Lasseur hörte die Frau aufschreien: »Nein, Seth!«, aber der Angreifer kam wieder näher, die Axt hoch erhoben.
In dem Moment kam eine große, dunkle Gestalt um die Ecke.
»He!«
Der Mann mit der Axt drehte sich um.
Hawkwood schwang den Besen wie eine Peitsche.
Das Gebrüll, das der Mann ausstieß, als der Reisigbusch ihm übers Gesicht fuhr, war so laut, dass sogar der Hund schwieg. Lasseur konnte nur ahnen, wie viele Birkenzweige hier zusammengebunden waren, aber jeder einzelne hatte die Haut des Angreifers aufgerissen wie eine scharfe Kralle.
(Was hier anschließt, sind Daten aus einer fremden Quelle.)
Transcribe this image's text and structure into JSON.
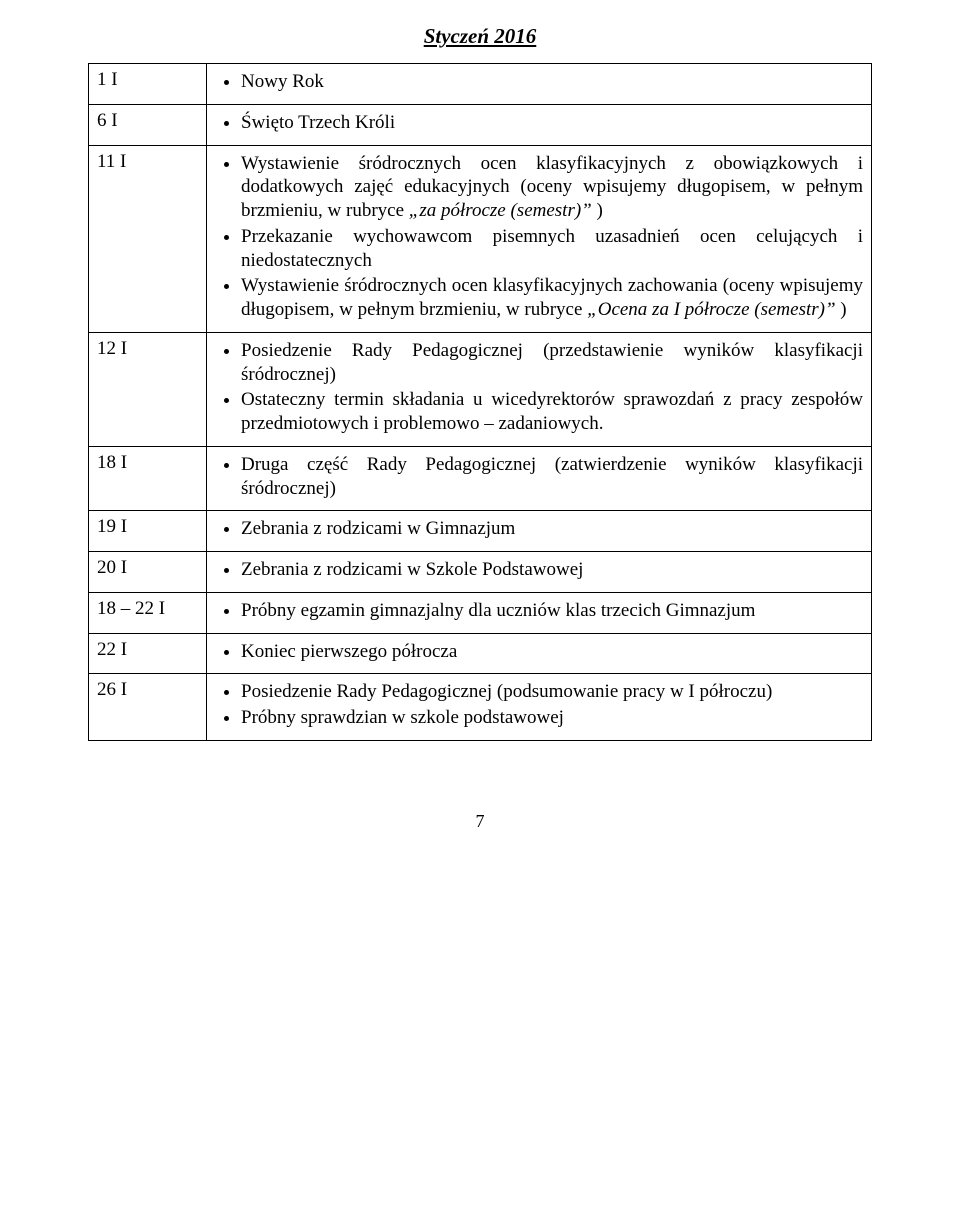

Der Mann ließ die Axt fallen und stolperte davon, wobei er mit den Händen sein aufgerissenes Gesicht bedeckte, von dem das Blut zwischen den Fingern hindurchtropfte.
Lasseur hob die Axt auf. Sein unrasiertes Gesicht war eine grimmige Maske. Ehe Hawkwood ihn zurückhalten konnte, stürzte er ihm nach und warf den Angreifer zu Boden. Der Mann hob die Arme, um sich zu schützen. Sein Gesicht sah aus, als sei er gegeißelt worden.